Sinead uses inflection and detail in 'Jump in the river' possibly more skillfully than she ever has since. In this song she is caught between me-vs-you and us-vs-them, and while she comes down on the side of us-vs-them, it's not simple or uncomplicated. She finds herself depending on people whom whe knows are biased and negative for information about her lover's health. When she sings 'You're not supposed to be here at all' she's mocking those people, but when she follows that with 'It's all been a gorgeous mistake' the words are hers alone, sarcastic and defiant.
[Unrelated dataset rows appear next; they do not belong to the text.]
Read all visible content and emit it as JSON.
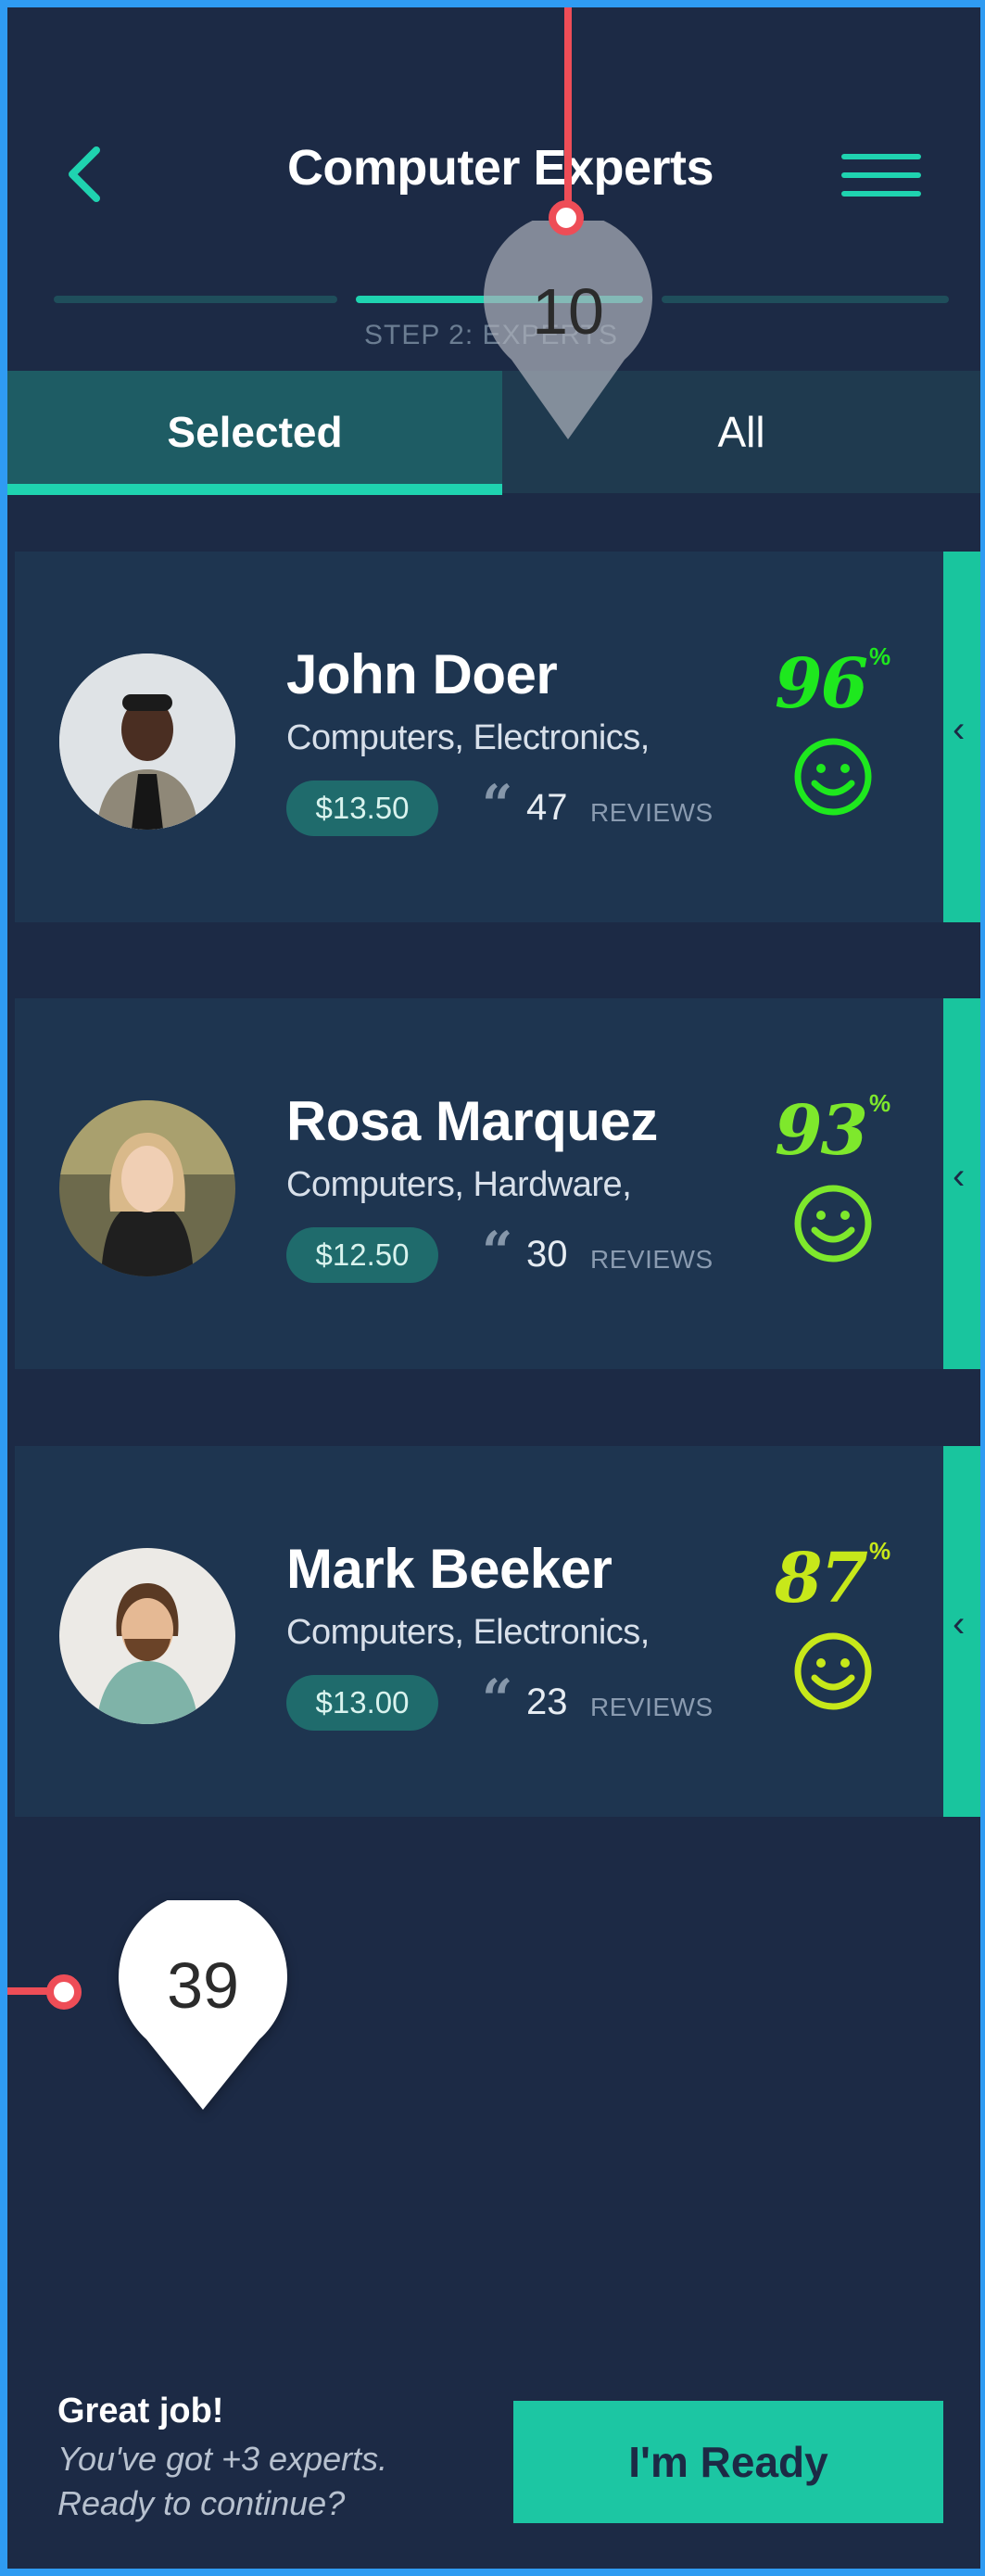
{
  "header": {
    "title": "Computer Experts",
    "back_icon": "chevron-left-icon",
    "menu_icon": "hamburger-menu-icon",
    "step_label": "STEP 2: EXPERTS",
    "progress_steps": 3,
    "current_step": 2
  },
  "tabs": [
    {
      "label": "Selected",
      "active": true
    },
    {
      "label": "All",
      "active": false
    }
  ],
  "experts": [
    {
      "name": "John Doer",
      "categories": "Computers, Electronics,",
      "price": "$13.50",
      "reviews": "47",
      "reviews_label": "REVIEWS",
      "score": "96",
      "score_color": "#1ee81e"
    },
    {
      "name": "Rosa Marquez",
      "categories": "Computers, Hardware,",
      "price": "$12.50",
      "reviews": "30",
      "reviews_label": "REVIEWS",
      "score": "93",
      "score_color": "#7ee82c"
    },
    {
      "name": "Mark Beeker",
      "categories": "Computers, Electronics,",
      "price": "$13.00",
      "reviews": "23",
      "reviews_label": "REVIEWS",
      "score": "87",
      "score_color": "#c7e81a"
    }
  ],
  "percent_sign": "%",
  "quote_glyph": "“",
  "markers": {
    "top": "10",
    "side": "39"
  },
  "footer": {
    "title": "Great job!",
    "line1": "You've got +3 experts.",
    "line2": "Ready to continue?",
    "button_label": "I'm Ready"
  },
  "colors": {
    "accent": "#1fd3b0",
    "background": "#1c2a45",
    "card": "#1e3550"
  }
}
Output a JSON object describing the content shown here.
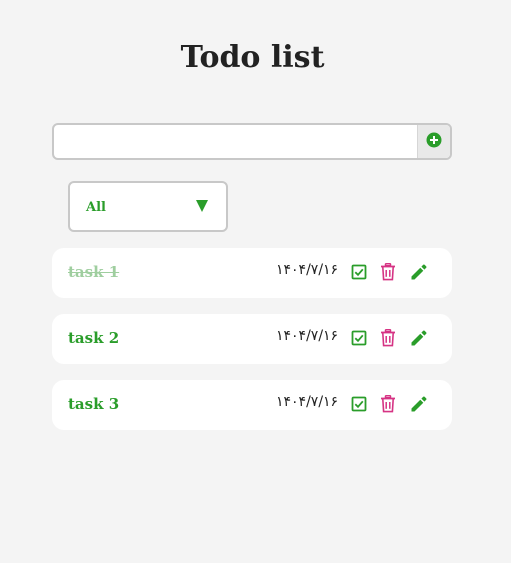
{
  "header": {
    "title": "Todo list"
  },
  "add_form": {
    "input_value": "",
    "input_placeholder": "",
    "add_icon": "plus-circle-icon"
  },
  "filter": {
    "selected": "All",
    "arrow_icon": "triangle-down-icon"
  },
  "tasks": [
    {
      "name": "task 1",
      "date": "۱۴۰۴/۷/۱۶",
      "done": true
    },
    {
      "name": "task 2",
      "date": "۱۴۰۴/۷/۱۶",
      "done": false
    },
    {
      "name": "task 3",
      "date": "۱۴۰۴/۷/۱۶",
      "done": false
    }
  ],
  "task_actions": {
    "complete_icon": "checkbox-icon",
    "delete_icon": "trash-icon",
    "edit_icon": "pencil-icon"
  },
  "colors": {
    "background": "#f4f4f4",
    "accent_green": "#2a9d2a",
    "delete_pink": "#d63384",
    "done_text": "#9fce9f"
  }
}
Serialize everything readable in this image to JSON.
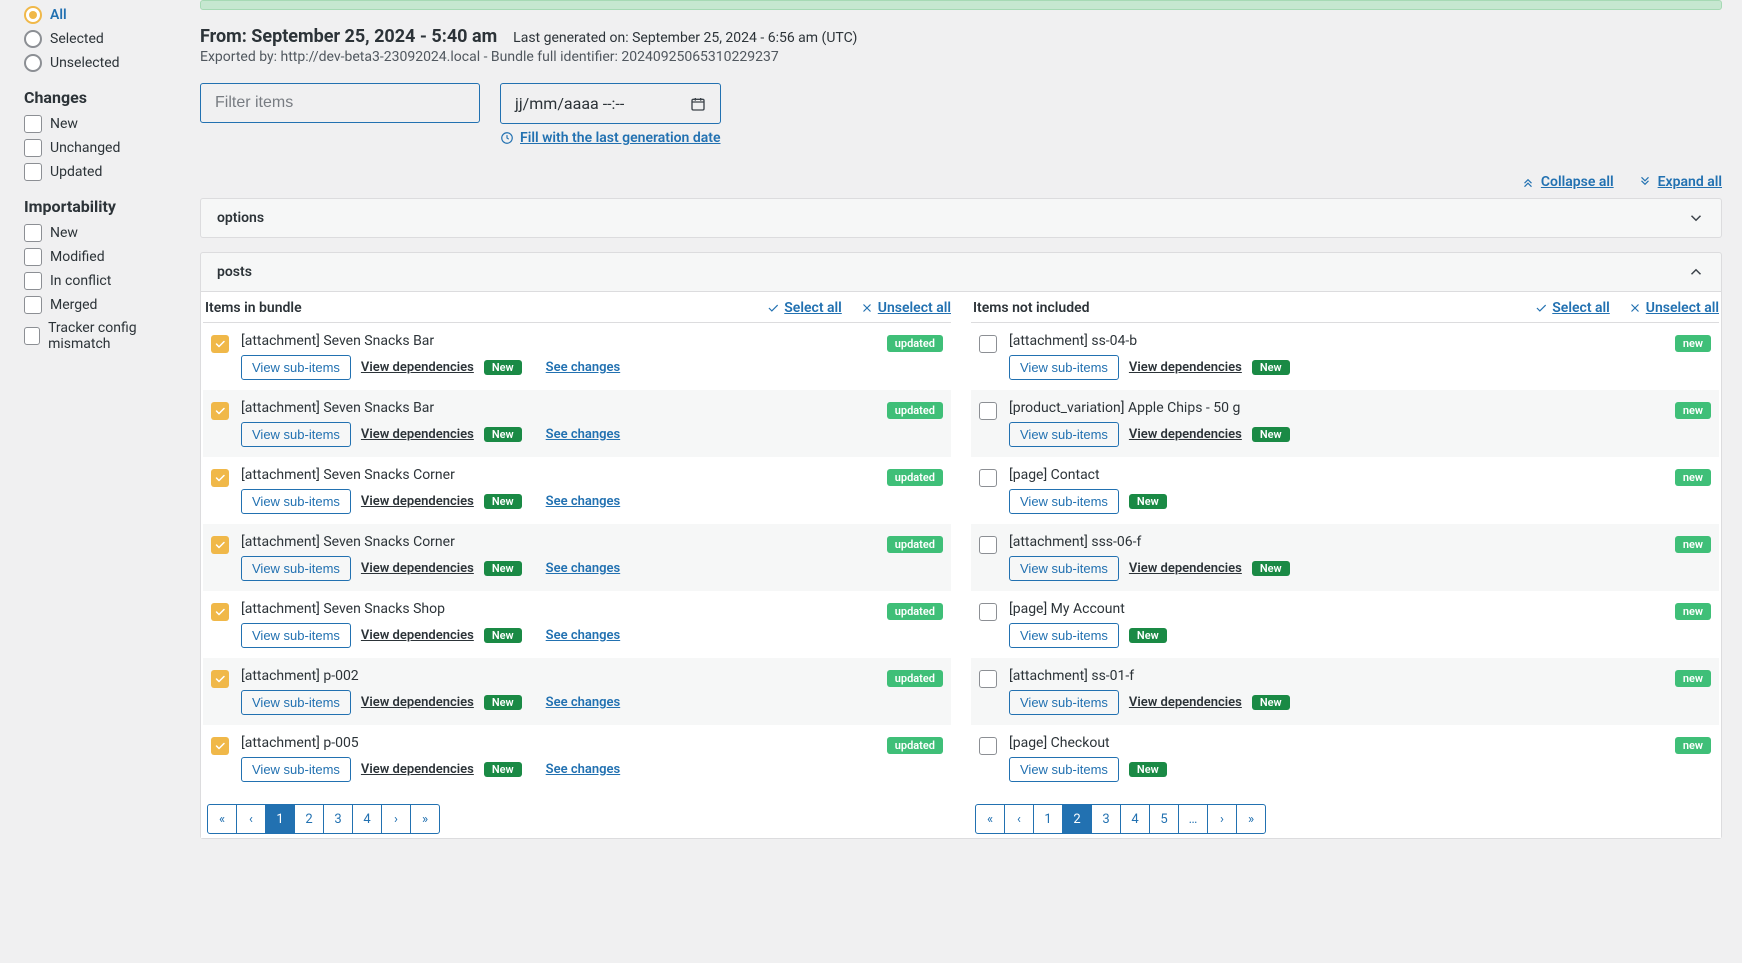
{
  "sidebar": {
    "selection_heading_hidden": true,
    "selection": {
      "options": [
        {
          "label": "All",
          "selected": true
        },
        {
          "label": "Selected",
          "selected": false
        },
        {
          "label": "Unselected",
          "selected": false
        }
      ]
    },
    "changes": {
      "heading": "Changes",
      "options": [
        "New",
        "Unchanged",
        "Updated"
      ]
    },
    "importability": {
      "heading": "Importability",
      "options": [
        "New",
        "Modified",
        "In conflict",
        "Merged",
        "Tracker config mismatch"
      ]
    }
  },
  "meta": {
    "from_label": "From: September 25, 2024 - 5:40 am",
    "lastgen": "Last generated on: September 25, 2024 - 6:56 am (UTC)",
    "exported": "Exported by: http://dev-beta3-23092024.local - Bundle full identifier: 20240925065310229237"
  },
  "filters": {
    "filter_placeholder": "Filter items",
    "date_placeholder": "jj/mm/aaaa --:--",
    "fill_link": "Fill with the last generation date"
  },
  "toolbar": {
    "collapse": "Collapse all",
    "expand": "Expand all"
  },
  "panels": {
    "options": {
      "title": "options"
    },
    "posts": {
      "title": "posts"
    }
  },
  "labels": {
    "items_in_bundle": "Items in bundle",
    "items_not_included": "Items not included",
    "select_all": "Select all",
    "unselect_all": "Unselect all",
    "view_sub": "View sub-items",
    "view_deps": "View dependencies",
    "see_changes": "See changes",
    "new": "New",
    "updated": "updated",
    "new_badge": "new"
  },
  "left_items": [
    {
      "title": "[attachment] Seven Snacks Bar",
      "checked": true,
      "status": "updated",
      "deps": true,
      "changes": true
    },
    {
      "title": "[attachment] Seven Snacks Bar",
      "checked": true,
      "status": "updated",
      "deps": true,
      "changes": true
    },
    {
      "title": "[attachment] Seven Snacks Corner",
      "checked": true,
      "status": "updated",
      "deps": true,
      "changes": true
    },
    {
      "title": "[attachment] Seven Snacks Corner",
      "checked": true,
      "status": "updated",
      "deps": true,
      "changes": true
    },
    {
      "title": "[attachment] Seven Snacks Shop",
      "checked": true,
      "status": "updated",
      "deps": true,
      "changes": true
    },
    {
      "title": "[attachment] p-002",
      "checked": true,
      "status": "updated",
      "deps": true,
      "changes": true
    },
    {
      "title": "[attachment] p-005",
      "checked": true,
      "status": "updated",
      "deps": true,
      "changes": true
    }
  ],
  "right_items": [
    {
      "title": "[attachment] ss-04-b",
      "checked": false,
      "status": "new",
      "deps": true,
      "changes": false
    },
    {
      "title": "[product_variation] Apple Chips - 50 g",
      "checked": false,
      "status": "new",
      "deps": true,
      "changes": false
    },
    {
      "title": "[page] Contact",
      "checked": false,
      "status": "new",
      "deps": false,
      "changes": false
    },
    {
      "title": "[attachment] sss-06-f",
      "checked": false,
      "status": "new",
      "deps": true,
      "changes": false
    },
    {
      "title": "[page] My Account",
      "checked": false,
      "status": "new",
      "deps": false,
      "changes": false
    },
    {
      "title": "[attachment] ss-01-f",
      "checked": false,
      "status": "new",
      "deps": true,
      "changes": false
    },
    {
      "title": "[page] Checkout",
      "checked": false,
      "status": "new",
      "deps": false,
      "changes": false
    }
  ],
  "pagination_left": [
    "«",
    "‹",
    "1",
    "2",
    "3",
    "4",
    "›",
    "»"
  ],
  "pagination_left_active": "1",
  "pagination_right": [
    "«",
    "‹",
    "1",
    "2",
    "3",
    "4",
    "5",
    "…",
    "›",
    "»"
  ],
  "pagination_right_active": "2"
}
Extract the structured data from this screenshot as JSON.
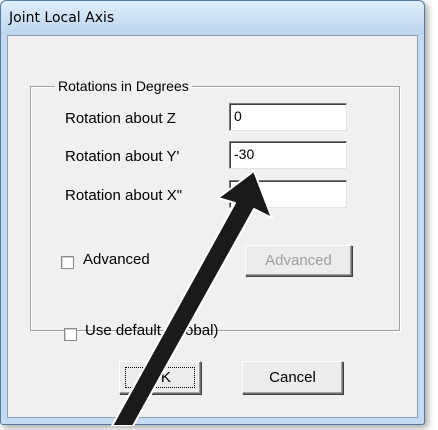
{
  "window": {
    "title": "Joint Local Axis"
  },
  "rotations": {
    "legend": "Rotations in Degrees",
    "z_label": "Rotation about  Z",
    "z_value": "0",
    "y_label": "Rotation about  Y'",
    "y_value": "-30",
    "x_label": "Rotation about  X\"",
    "x_value": "0",
    "advanced_check_label": "Advanced",
    "advanced_button_label": "Advanced"
  },
  "use_default": {
    "label": "Use default (Global)"
  },
  "buttons": {
    "ok_label": "OK",
    "cancel_label": "Cancel"
  },
  "colors": {
    "title_bar": "#c4daf0",
    "client": "#f0f0f0",
    "arrow_fill": "#1a1a1a"
  }
}
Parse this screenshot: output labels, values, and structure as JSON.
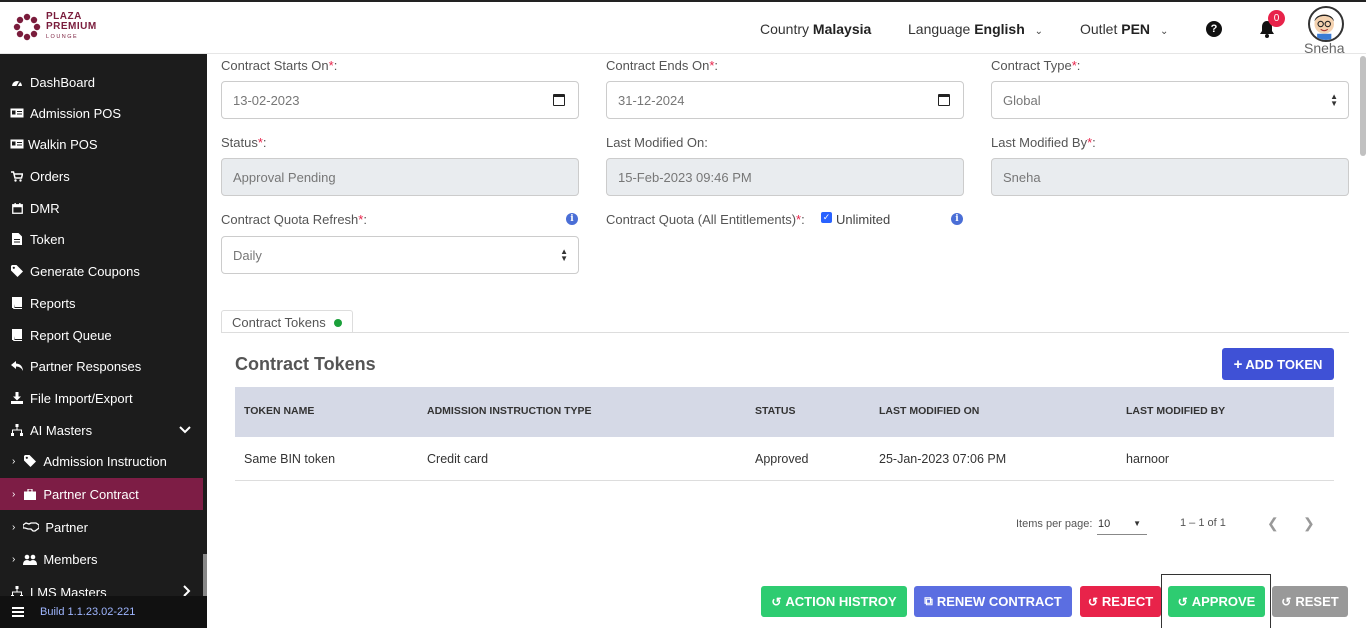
{
  "header": {
    "logo": {
      "line1": "PLAZA",
      "line2": "PREMIUM",
      "line3": "LOUNGE"
    },
    "country_label": "Country",
    "country_value": "Malaysia",
    "language_label": "Language",
    "language_value": "English",
    "outlet_label": "Outlet",
    "outlet_value": "PEN",
    "notification_count": "0",
    "user_name": "Sneha"
  },
  "sidebar": {
    "items": [
      {
        "label": "DashBoard",
        "icon": "dashboard-icon"
      },
      {
        "label": "Admission POS",
        "icon": "id-card-icon"
      },
      {
        "label": "Walkin POS",
        "icon": "id-card-icon"
      },
      {
        "label": "Orders",
        "icon": "cart-icon"
      },
      {
        "label": "DMR",
        "icon": "calendar-icon"
      },
      {
        "label": "Token",
        "icon": "file-icon"
      },
      {
        "label": "Generate Coupons",
        "icon": "tag-icon"
      },
      {
        "label": "Reports",
        "icon": "book-icon"
      },
      {
        "label": "Report Queue",
        "icon": "book-icon"
      },
      {
        "label": "Partner Responses",
        "icon": "reply-icon"
      },
      {
        "label": "File Import/Export",
        "icon": "download-icon"
      },
      {
        "label": "AI Masters",
        "icon": "sitemap-icon"
      },
      {
        "label": "Admission Instruction",
        "icon": "tag-icon"
      },
      {
        "label": "Partner Contract",
        "icon": "briefcase-icon"
      },
      {
        "label": "Partner",
        "icon": "handshake-icon"
      },
      {
        "label": "Members",
        "icon": "users-icon"
      },
      {
        "label": "LMS Masters",
        "icon": "sitemap-icon"
      }
    ],
    "build": "Build 1.1.23.02-221"
  },
  "form": {
    "contract_starts_label": "Contract Starts On",
    "contract_starts_value": "13-02-2023",
    "contract_ends_label": "Contract Ends On",
    "contract_ends_value": "31-12-2024",
    "contract_type_label": "Contract Type",
    "contract_type_value": "Global",
    "status_label": "Status",
    "status_value": "Approval Pending",
    "last_modified_on_label": "Last Modified On",
    "last_modified_on_value": "15-Feb-2023 09:46 PM",
    "last_modified_by_label": "Last Modified By",
    "last_modified_by_value": "Sneha",
    "quota_refresh_label": "Contract Quota Refresh",
    "quota_refresh_value": "Daily",
    "quota_all_label": "Contract Quota (All Entitlements)",
    "unlimited_label": "Unlimited",
    "required_mark": "*",
    "colon": ":"
  },
  "tabs": [
    {
      "label": "Contract Tokens"
    }
  ],
  "tokens": {
    "title": "Contract Tokens",
    "add_button": "ADD TOKEN",
    "columns": [
      "TOKEN NAME",
      "ADMISSION INSTRUCTION TYPE",
      "STATUS",
      "LAST MODIFIED ON",
      "LAST MODIFIED BY"
    ],
    "rows": [
      [
        "Same BIN token",
        "Credit card",
        "Approved",
        "25-Jan-2023 07:06 PM",
        "harnoor"
      ]
    ],
    "items_per_page_label": "Items per page:",
    "items_per_page_value": "10",
    "range": "1 – 1 of 1"
  },
  "actions": {
    "action_history": "ACTION HISTROY",
    "renew_contract": "RENEW CONTRACT",
    "reject": "REJECT",
    "approve": "APPROVE",
    "reset": "RESET"
  },
  "colors": {
    "sidebar_bg": "#1c1c1c",
    "sidebar_active": "#7d1d45",
    "primary": "#3f51d6",
    "success": "#2ecc71",
    "danger": "#e8234a",
    "secondary": "#999999"
  }
}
There are two images that pull amazing weight among these lines. The first does everything to paint the picture of her relationship that the refrain hasn't already: 'When I kissed you / you didn't mind / I thought I tasted of too many cigarettes / but you tasted like wine'. The comparison describes so well the rough edges of the relationship, and how she draws self-esteem from it as much as love.

The second is the crystalizing moment of the song, arriving when its momentum has lulled after the second refrain. Almost as an aside, she muses, 'There's been days like this before you know / and I liked it all / Like the times we did it so hard / there was blood on the wall'. All the previous oblique references are unexpectedly trumped by this moment of bluntness. With it, the song blooms into new lushness as a keyboard washes over the arrangement, replacing the feedbacked guitar and propelling the song out of the domain of Jesus & Mary Chain and into the realm of INXS. How intricate a bridge, laying bare this woman's complexities; she is shy enough to use a high school metaphor for sex, but fierce enough to have 'done it' roughly enough to break the skin. We sense that this moment might be the first disillusionment of her adult life, and marvel at the depth of her stolidness irregardless.

The blood, of course, epitomizes the threat of infection, making the risk she has taken all to clear (whether she realized it or not at the time.) It also completes the triumvirate of fluids in the song: water, wine and blood. With that in mind, the lines 'Sick one, clean one / The best one God ever made' achieve their full religious resonance.

There is such a diversity in Sinead O'Connor's early work: rock, pop, punk, hip hop, folk. It's a remarkable synthesis, tied together by her passion and her honesty. 'Jump in the river' is the sleeper of the bunch, the track in which one of the most powerful vocalists of our time barely raises her voice above a murmur. It's the track that starts with a gunshot and ends with a ticking clock, just a matter of time... Too bad that description seems to describe her career just as well.